La petite histoire des mots – Fanatisme
Georges Pop | Victime d’une brutale agression qui aurait pu lui coûter la vie, l’écrivain américano-britannique d’origine indienne Salman Rushdie, auteur notamment des Versets sataniques, incarne pour l’Occident la liberté d’expression et la résistance à l’obscurantisme et aux fanatisme religieux, ceux, en l’occurrence, de l’islamisme radical qui condamne à mort celles et ceux qui osent remettre en cause l’héritage du prophète.
Avéré dans la langue française dès le XVIIe siècle, par exemple dans l’œuvre de l’écrivain et homme d’église Bossuet, le terme « fanatisme » désignait la disposition d’esprit des croyants qui se pensaient inspirés par Dieu. Quelques décennies plus tard, il prit sa définition contemporaine : l’outrance extrême dans la pratique d’une foi religieuse ou d’une croyance. Le substantif « fanatique », dont est issu « fanatisme », lui est antérieur d’un siècle. Il déterminait déjà un individu animé d’un zèle aveugle envers une religion ou une doctrine. Ce mot a été emprunté au latin « fanaticus » qui signifie « inspiré » ou en proie à un délire ou une exaltation religieuse.
Chez les Romains, ce terme était très intimement lié au culte de la belliqueuse déesse Bellone. Divinité de la guerre, vraisemblablement d’origine orientale, elle était toujours représentée en armes, casque sur la tête, lance à la main, montée sur un char qui renversait tout sur son passage. Précédée par les divinités de l’Epouvante et de la Mort, elle s’élançait furieusement dans les mêlées guerrières, sa chevelure de serpents sifflant au vent, le visage cramoisi par le désir de vaincre. C’était dans son temple, situé initialement hors des limites sacrées de Rome, que le Sénat recevait les généraux vainqueurs qui réclamaient les honneurs du triomphe, ainsi que les ambassadeurs des nations étrangères. Devant ce temple, une colonne était érigée d’où le fécial, le prêtre chargé des cérémonies religieuses liées à la guerre, lançait une javeline en signe d’ouverture des hostilités contre une nation rivale. Les prêtres de Bellone, à laquelle ils faisaient des libations avec leur propre sang, en se tailladant les épaules et les bras avec un glaive, étaient appelés « bellonarii » ou « fanatici de aede Bellonae » (les fanatiques de la maison de Bellone). Aux jours de fête de la déesse, ils parcouraient la ville au son des trompettes et des tambourins, vêtus d’habits noirs, portant des bonnets de laine noire sur la tête, et armés d’une hache à double tranchant. Certains se soumettaient à la cérémonie du taurobole : couchés dans une fosse, ils recevaient à travers un plancher à claire-voie le sang d’un taureau égorgé au-dessus d’eux. Après s’être soumis à cette aspersion purificatrice, couverts du sang de l’animal de la tête aux pieds, ils s’offraient à la vénération passionnée de la foule des fidèles.

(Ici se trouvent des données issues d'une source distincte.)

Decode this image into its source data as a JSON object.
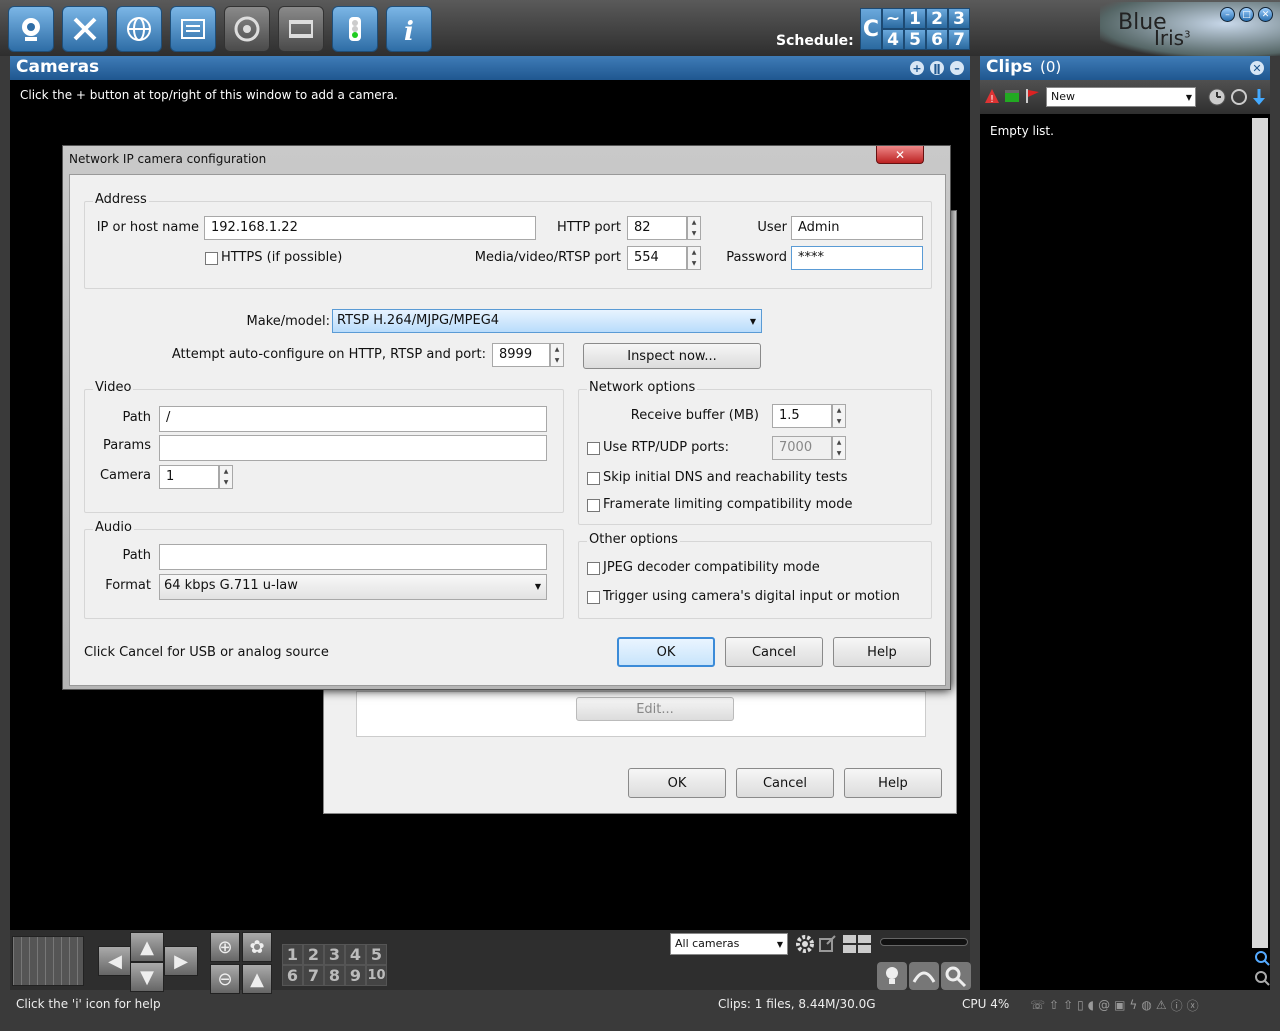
{
  "schedule": {
    "label": "Schedule:",
    "mode": "C",
    "top_row": [
      "~",
      "1",
      "2",
      "3"
    ],
    "bottom_row": [
      "4",
      "5",
      "6",
      "7"
    ]
  },
  "logo": {
    "line1": "Blue",
    "line2": "Iris",
    "version": "3"
  },
  "cameras": {
    "title": "Cameras",
    "hint": "Click the + button at top/right of this window to add a camera."
  },
  "clips": {
    "title": "Clips",
    "count": "(0)",
    "filter": "New",
    "empty": "Empty list."
  },
  "bottom": {
    "group_numbers": [
      "1",
      "2",
      "3",
      "4",
      "5",
      "6",
      "7",
      "8",
      "9",
      "10"
    ],
    "camera_filter": "All cameras"
  },
  "status": {
    "help": "Click the 'i' icon for help",
    "clips": "Clips: 1 files, 8.44M/30.0G",
    "cpu": "CPU 4%"
  },
  "background_dialog": {
    "edit": "Edit...",
    "ok": "OK",
    "cancel": "Cancel",
    "help": "Help"
  },
  "dialog": {
    "title": "Network IP camera configuration",
    "close": "✕",
    "address": {
      "title": "Address",
      "ip_label": "IP or host name",
      "ip_value": "192.168.1.22",
      "https_label": "HTTPS (if possible)",
      "http_port_label": "HTTP port",
      "http_port_value": "82",
      "media_port_label": "Media/video/RTSP port",
      "media_port_value": "554",
      "user_label": "User",
      "user_value": "Admin",
      "password_label": "Password",
      "password_value": "****"
    },
    "make_model_label": "Make/model:",
    "make_model_value": "RTSP H.264/MJPG/MPEG4",
    "autoconfig_label": "Attempt auto-configure on HTTP, RTSP and port:",
    "autoconfig_port": "8999",
    "inspect_button": "Inspect now...",
    "video": {
      "title": "Video",
      "path_label": "Path",
      "path_value": "/",
      "params_label": "Params",
      "params_value": "",
      "camera_label": "Camera",
      "camera_value": "1"
    },
    "audio": {
      "title": "Audio",
      "path_label": "Path",
      "path_value": "",
      "format_label": "Format",
      "format_value": "64 kbps G.711 u-law"
    },
    "network": {
      "title": "Network options",
      "buffer_label": "Receive buffer (MB)",
      "buffer_value": "1.5",
      "rtp_label": "Use RTP/UDP ports:",
      "rtp_value": "7000",
      "skip_dns_label": "Skip initial DNS and reachability tests",
      "framerate_label": "Framerate limiting compatibility mode"
    },
    "other": {
      "title": "Other options",
      "jpeg_label": "JPEG decoder compatibility mode",
      "trigger_label": "Trigger using camera's digital input or motion"
    },
    "footer_hint": "Click Cancel for USB or analog source",
    "ok": "OK",
    "cancel": "Cancel",
    "help": "Help"
  }
}
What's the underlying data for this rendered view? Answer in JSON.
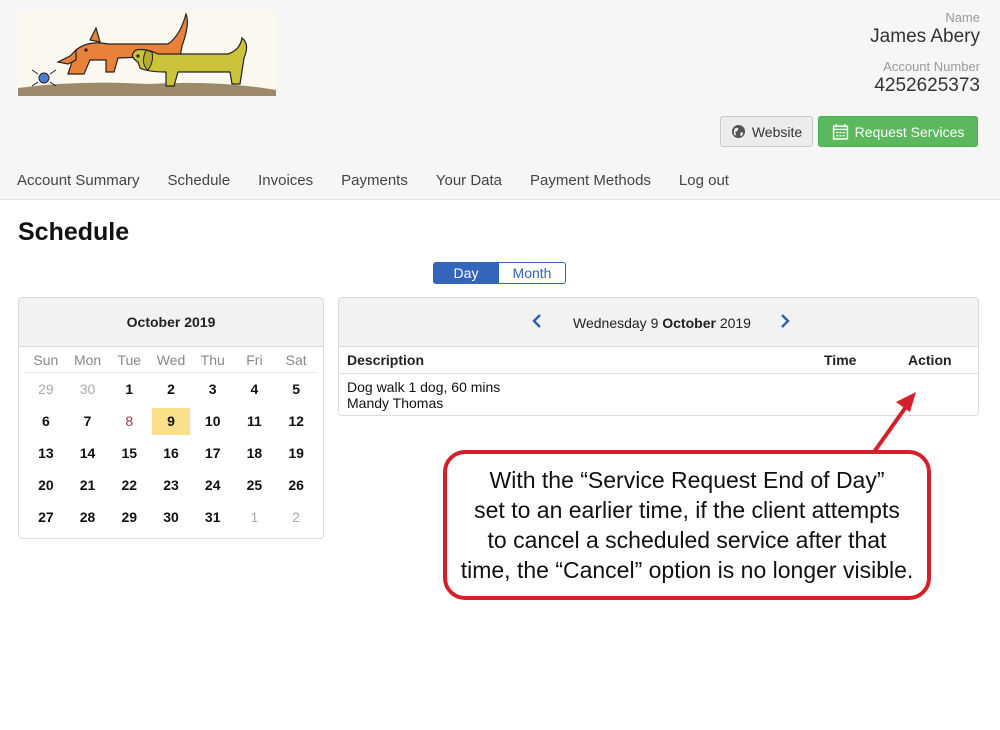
{
  "account": {
    "name_label": "Name",
    "name": "James Abery",
    "number_label": "Account Number",
    "number": "4252625373"
  },
  "buttons": {
    "website": "Website",
    "request": "Request Services"
  },
  "nav": [
    "Account Summary",
    "Schedule",
    "Invoices",
    "Payments",
    "Your Data",
    "Payment Methods",
    "Log out"
  ],
  "page_title": "Schedule",
  "view_toggle": {
    "day": "Day",
    "month": "Month",
    "selected": "Day"
  },
  "calendar": {
    "title": "October 2019",
    "weekdays": [
      "Sun",
      "Mon",
      "Tue",
      "Wed",
      "Thu",
      "Fri",
      "Sat"
    ],
    "weeks": [
      [
        "29",
        "30",
        "1",
        "2",
        "3",
        "4",
        "5"
      ],
      [
        "6",
        "7",
        "8",
        "9",
        "10",
        "11",
        "12"
      ],
      [
        "13",
        "14",
        "15",
        "16",
        "17",
        "18",
        "19"
      ],
      [
        "20",
        "21",
        "22",
        "23",
        "24",
        "25",
        "26"
      ],
      [
        "27",
        "28",
        "29",
        "30",
        "31",
        "1",
        "2"
      ]
    ],
    "today": "8",
    "selected": "9"
  },
  "schedule": {
    "date_prefix": "Wednesday 9 ",
    "date_month": "October",
    "date_year": " 2019",
    "columns": {
      "description": "Description",
      "time": "Time",
      "action": "Action"
    },
    "rows": [
      {
        "line1": "Dog walk 1 dog, 60 mins",
        "line2": "Mandy Thomas",
        "time": "",
        "action": ""
      }
    ]
  },
  "callout": {
    "lines": [
      "With the “Service Request End of Day”",
      "set to an earlier time, if the client attempts",
      "to cancel a scheduled service after that",
      "time, the “Cancel” option is no longer visible."
    ]
  },
  "colors": {
    "primary": "#3366bb",
    "success": "#5cb85c",
    "callout_border": "#d4202a",
    "highlight": "#fbe08a"
  },
  "icons": {
    "website": "globe-icon",
    "request": "calendar-icon",
    "prev": "chevron-left-icon",
    "next": "chevron-right-icon"
  }
}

De nos jours, les fanatiques religieux sont toujours vénérés par leurs pairs. Celui qui a tenté d’assassiner Salman Rushdie, par exemple, a été encensé par la presse et le clergé chiite iranien et par certains journaux irakiens. Faut-il s’en étonner ? Si l’on en croit le biologiste et écrivain Albert Jacquard, « le fanatique est celui qui est sûr de posséder la vérité. Étant définitivement enfermé dans cette certitude, il ne peut plus participer aux échanges et perd l’essentiel de sa personne, réduit à l’état d’objet prêt à être manipulé ». De son côté, le sociologue canadien Albert Brie constate que « le fanatique est un « héros » qui, pour le triomphe de ses préjugés, est prêt à faire le sacrifice de votre vie ».